●聖夜のちょっとした悪戯♪
二人で作って、二人で食べる。
そんなとても素敵なクリスマスケーキ。
色々初めてだけれども、二人一緒だからきっと大丈夫と作り出す。
「粉は、振るわないとダメですよっ」
キッチンの作業台の上に、今買ってきた材料を広げる。まずはスポンジ作りと、慎也が小麦粉をそのままボウルに入れようとしたところを奈々が制止する。言われて初めてそうなのかと慎也は粉をふるい始める。
卵と砂糖をふわふわになるまでがんばって泡立てていく。そこへ慎也がふるった小麦粉をさっくり混ぜ合わせると後は、型に入れて焼くだけ。

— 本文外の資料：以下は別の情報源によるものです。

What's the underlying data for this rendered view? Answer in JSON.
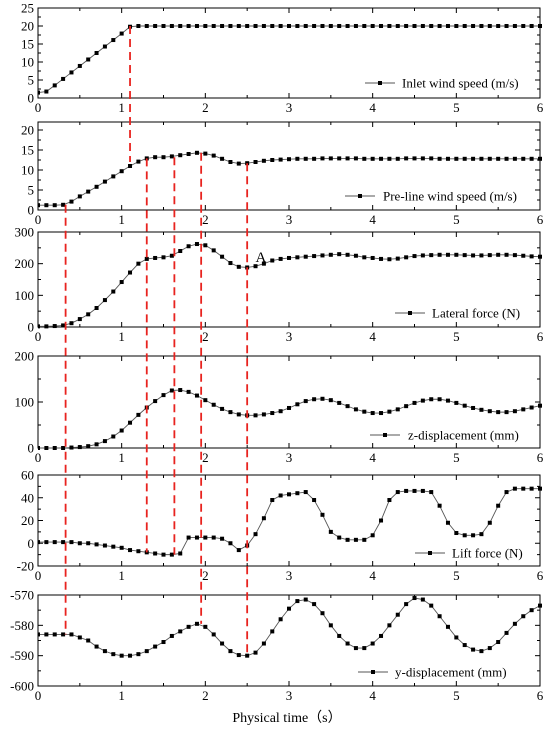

焼きあがる間にデコレーション用の生クリームを泡立てる。
「泡立ては手早さがコツですよっ」
「けっこうキツイな……って、おい!?」
「これは女の子用だもんっ」
にっこりと泡立て器を慎也に渡す奈々。そうなのかと納得しながら生クリームを泡立てようとして、奈々の方を見れば彼女はしっかり電動のハンドミキサーで悠々と生クリームを泡立てている。つっこんでみるものの、さらりとかわされては仕方ない、慎也は自分の腕力を頼りに生クリームを泡立てていく。

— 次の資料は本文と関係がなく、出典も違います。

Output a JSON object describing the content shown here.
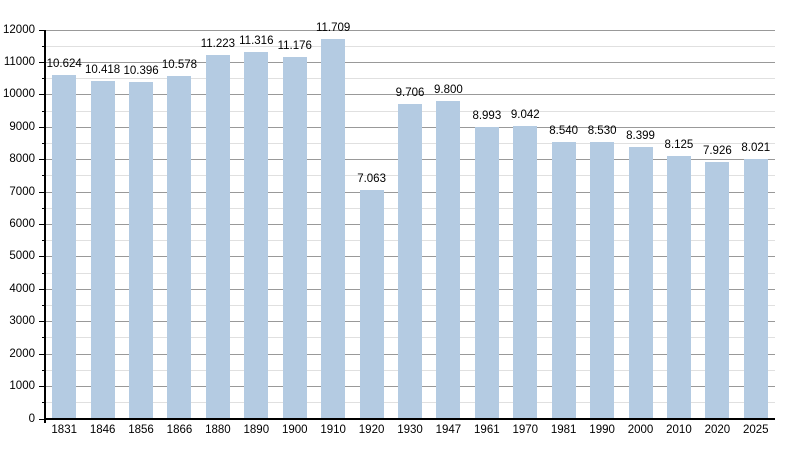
{
  "chart_data": {
    "type": "bar",
    "title": "",
    "xlabel": "",
    "ylabel": "",
    "categories": [
      "1831",
      "1846",
      "1856",
      "1866",
      "1880",
      "1890",
      "1900",
      "1910",
      "1920",
      "1930",
      "1947",
      "1961",
      "1970",
      "1981",
      "1990",
      "2000",
      "2010",
      "2020",
      "2025"
    ],
    "values": [
      10624,
      10418,
      10396,
      10578,
      11223,
      11316,
      11176,
      11709,
      7063,
      9706,
      9800,
      8993,
      9042,
      8540,
      8530,
      8399,
      8125,
      7926,
      8021
    ],
    "value_labels": [
      "10.624",
      "10.418",
      "10.396",
      "10.578",
      "11.223",
      "11.316",
      "11.176",
      "11.709",
      "7.063",
      "9.706",
      "9.800",
      "8.993",
      "9.042",
      "8.540",
      "8.530",
      "8.399",
      "8.125",
      "7.926",
      "8.021"
    ],
    "ylim": [
      0,
      12000
    ],
    "y_major_step": 1000,
    "y_minor_step": 500,
    "y_tick_labels": [
      "0",
      "1000",
      "2000",
      "3000",
      "4000",
      "5000",
      "6000",
      "7000",
      "8000",
      "9000",
      "10000",
      "11000",
      "12000"
    ],
    "grid": true,
    "legend_position": "none",
    "colors": {
      "bar_fill": "#b4cbe2",
      "major_grid": "#999999",
      "minor_grid": "#e0e0e0",
      "axis": "#000000",
      "text": "#000000",
      "background": "#ffffff"
    }
  }
}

スポンジが焼き上がってくると、キッチンにほんのりと甘い香りが満ちてくる。
オーブンが焼き上がりを知らせる。
「あちちちっ!」
「だ、だいじょうぶですかっ!?」
焼き上がったスポンジは予想以上に熱く、あわててクーラーの上に置く慎也。
「お、これは楽しいな」
「最後の仕上げですから、綺麗にしましょうっ」
「〜♪ ……っ!?」
「クリーム、ついてましたよっ♪」
スポンジを十分に冷ました後、泡立てた生クリームで綺麗にデコレーションをしていく。
茶色いスポンジが白く変わり、かわいらしくイチゴなどをのせていくのは楽しい作業。その楽しさに慎也は夢中になっていく。そんな慎也の横顔をのぞき込む奈々が何かに気がついた。
慎也の頬についてしまった生クリームを指先で掬い取ると、そのままぱくりと口の中。
突然の出来事と、予想なんてしていなかった事に顔を真っ赤にする慎也。
そんな顔を赤くして恥ずかしそうにしている慎也と対照的に、奈々は楽しそうな笑顔で慎也を見る。
できあがったケーキは見栄はばっちり、売り物に劣らないもの。
普段は酷い言われようの奈々の料理だけれども、今日は慎也と一緒に作ったから、もしかすると美味しくできているかもしれない。